In today’s NBA, it’s important that a player have both on-court skill and off-court interests. No longer is it sufficient for a player to be a dominant athlete, to be truly successful in other realms, as well. Whether it be music, acting or just being great at Twitter, having a personality is the key to marketing.

This has been an excerpt from my upcoming instructional pamphlet entitled “Trey Kerby’s Marketing Tips for Basketball Bros,” and it’s good advice. I should know as I have won a Clio Award for my work on Glo-Coat and recently became engaged to my secretary after a six-week whirlwind relationship.

One solid example of an athlete moving beyond the realm of sports is Amar’e Stoudemire, who is apparently in talks to become an honest-to-goodness fashion designer. “Who cares? Players have fashion lines all the time,” you might think. Very true, but how often do they design women’s clothes? The answer: not very often.

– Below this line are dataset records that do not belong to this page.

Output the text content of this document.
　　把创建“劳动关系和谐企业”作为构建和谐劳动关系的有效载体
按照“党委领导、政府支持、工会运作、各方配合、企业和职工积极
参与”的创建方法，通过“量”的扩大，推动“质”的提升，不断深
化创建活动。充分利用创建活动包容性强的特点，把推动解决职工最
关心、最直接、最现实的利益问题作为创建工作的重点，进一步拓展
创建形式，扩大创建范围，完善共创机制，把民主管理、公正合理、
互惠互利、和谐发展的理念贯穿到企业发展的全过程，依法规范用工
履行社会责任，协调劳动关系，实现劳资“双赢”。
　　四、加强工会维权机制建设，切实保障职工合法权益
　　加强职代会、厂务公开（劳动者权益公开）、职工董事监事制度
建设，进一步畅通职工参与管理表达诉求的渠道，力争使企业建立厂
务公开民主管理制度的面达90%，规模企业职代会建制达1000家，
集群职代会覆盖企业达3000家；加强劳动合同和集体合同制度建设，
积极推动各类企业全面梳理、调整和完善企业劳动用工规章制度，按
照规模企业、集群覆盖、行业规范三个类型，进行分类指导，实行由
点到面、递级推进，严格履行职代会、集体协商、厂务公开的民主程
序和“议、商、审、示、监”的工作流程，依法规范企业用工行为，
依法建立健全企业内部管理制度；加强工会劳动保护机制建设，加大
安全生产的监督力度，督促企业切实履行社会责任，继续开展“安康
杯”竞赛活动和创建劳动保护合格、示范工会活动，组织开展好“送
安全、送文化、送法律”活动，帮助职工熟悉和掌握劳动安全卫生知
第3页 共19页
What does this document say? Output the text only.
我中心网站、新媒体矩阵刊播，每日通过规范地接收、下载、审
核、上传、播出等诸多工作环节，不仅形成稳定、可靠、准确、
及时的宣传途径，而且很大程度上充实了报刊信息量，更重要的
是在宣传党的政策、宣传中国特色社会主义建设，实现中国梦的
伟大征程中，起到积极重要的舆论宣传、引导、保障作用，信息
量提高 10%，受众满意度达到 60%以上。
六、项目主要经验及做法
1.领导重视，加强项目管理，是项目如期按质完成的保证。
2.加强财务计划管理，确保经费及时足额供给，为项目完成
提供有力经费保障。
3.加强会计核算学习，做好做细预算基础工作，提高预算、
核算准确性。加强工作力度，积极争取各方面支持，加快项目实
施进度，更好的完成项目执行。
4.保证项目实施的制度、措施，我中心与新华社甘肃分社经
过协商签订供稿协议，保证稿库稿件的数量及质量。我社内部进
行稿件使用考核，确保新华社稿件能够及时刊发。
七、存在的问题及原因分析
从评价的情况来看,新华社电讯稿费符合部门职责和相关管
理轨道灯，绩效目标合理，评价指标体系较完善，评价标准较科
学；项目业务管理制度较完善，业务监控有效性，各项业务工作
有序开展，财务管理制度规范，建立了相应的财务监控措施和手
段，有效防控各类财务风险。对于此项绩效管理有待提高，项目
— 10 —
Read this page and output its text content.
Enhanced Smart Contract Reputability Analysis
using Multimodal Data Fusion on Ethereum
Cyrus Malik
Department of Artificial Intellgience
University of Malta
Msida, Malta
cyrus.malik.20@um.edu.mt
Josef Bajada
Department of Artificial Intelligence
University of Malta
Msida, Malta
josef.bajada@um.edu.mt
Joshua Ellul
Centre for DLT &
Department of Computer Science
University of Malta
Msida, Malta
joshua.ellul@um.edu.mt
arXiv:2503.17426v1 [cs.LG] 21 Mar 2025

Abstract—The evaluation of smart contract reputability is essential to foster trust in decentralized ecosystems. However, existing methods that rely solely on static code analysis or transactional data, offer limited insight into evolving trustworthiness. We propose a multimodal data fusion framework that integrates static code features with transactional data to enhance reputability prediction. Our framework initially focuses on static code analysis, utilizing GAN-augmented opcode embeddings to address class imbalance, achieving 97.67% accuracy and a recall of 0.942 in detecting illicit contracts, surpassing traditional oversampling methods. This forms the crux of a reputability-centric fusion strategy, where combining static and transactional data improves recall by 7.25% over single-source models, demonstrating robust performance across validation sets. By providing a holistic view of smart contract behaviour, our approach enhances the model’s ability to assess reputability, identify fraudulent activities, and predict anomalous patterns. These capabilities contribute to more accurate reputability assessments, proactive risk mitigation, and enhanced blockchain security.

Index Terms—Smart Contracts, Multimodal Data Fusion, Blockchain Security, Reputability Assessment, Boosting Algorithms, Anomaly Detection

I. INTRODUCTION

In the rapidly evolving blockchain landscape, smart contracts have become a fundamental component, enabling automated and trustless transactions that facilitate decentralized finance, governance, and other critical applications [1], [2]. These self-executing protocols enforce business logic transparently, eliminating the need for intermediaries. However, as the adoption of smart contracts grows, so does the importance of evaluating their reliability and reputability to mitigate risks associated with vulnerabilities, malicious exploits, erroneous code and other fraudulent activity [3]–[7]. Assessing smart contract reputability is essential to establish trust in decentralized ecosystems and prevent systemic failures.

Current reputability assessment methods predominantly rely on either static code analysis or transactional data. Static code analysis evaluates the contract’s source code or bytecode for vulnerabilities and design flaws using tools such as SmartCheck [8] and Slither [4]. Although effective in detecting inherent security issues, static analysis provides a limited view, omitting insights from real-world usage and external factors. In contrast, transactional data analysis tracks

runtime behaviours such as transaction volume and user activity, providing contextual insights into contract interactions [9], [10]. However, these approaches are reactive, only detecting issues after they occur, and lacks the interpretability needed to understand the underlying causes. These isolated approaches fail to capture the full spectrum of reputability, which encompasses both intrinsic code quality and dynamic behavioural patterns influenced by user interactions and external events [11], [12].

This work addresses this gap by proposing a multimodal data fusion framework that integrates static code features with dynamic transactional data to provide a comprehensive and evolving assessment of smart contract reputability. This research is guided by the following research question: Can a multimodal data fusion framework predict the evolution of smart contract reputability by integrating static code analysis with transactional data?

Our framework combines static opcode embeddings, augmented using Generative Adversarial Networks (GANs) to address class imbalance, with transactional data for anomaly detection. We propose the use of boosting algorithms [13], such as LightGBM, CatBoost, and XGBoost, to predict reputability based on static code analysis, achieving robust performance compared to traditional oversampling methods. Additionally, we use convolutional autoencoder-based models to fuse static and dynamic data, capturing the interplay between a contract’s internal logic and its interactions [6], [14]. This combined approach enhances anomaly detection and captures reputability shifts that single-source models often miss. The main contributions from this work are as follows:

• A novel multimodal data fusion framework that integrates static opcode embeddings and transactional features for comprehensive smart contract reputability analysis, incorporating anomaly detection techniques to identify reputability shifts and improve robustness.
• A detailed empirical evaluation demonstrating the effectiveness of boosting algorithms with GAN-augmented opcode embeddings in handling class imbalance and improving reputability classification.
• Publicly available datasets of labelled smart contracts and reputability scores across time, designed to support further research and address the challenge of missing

From the always reliable New York Post:

Amar’e Stoudemire is getting into the fashion business — the Knicks’ power forward is launching a clothing line with designer Rachel Roy, sources told Page Six.

The insiders said the line will be a part of Roy’s contemporary label for Macy’s, Rachel Rachel Roy, and is being planned to launch next fall. Althought details are still being squared away, we hear the collection will be for women.

Well, there you go — Amar’e Stoudemire just might be helping a designer who has clothed Michelle Obama, Diane Sawyer and Kate Hudson make women’s clothes. That is a sentence I never thought I’d type, even when I was doing the in-house ads at that fur store.

But hey, if Amar’e Stoudemire wants to design women’s clothes and somebody is going to let him, then he should definitely do it. Let’s just hope he doesn’t try to put all of New York’s beautiful women in porkpie hats and long, flowing trousers. The Diane Keaton look is so 1977.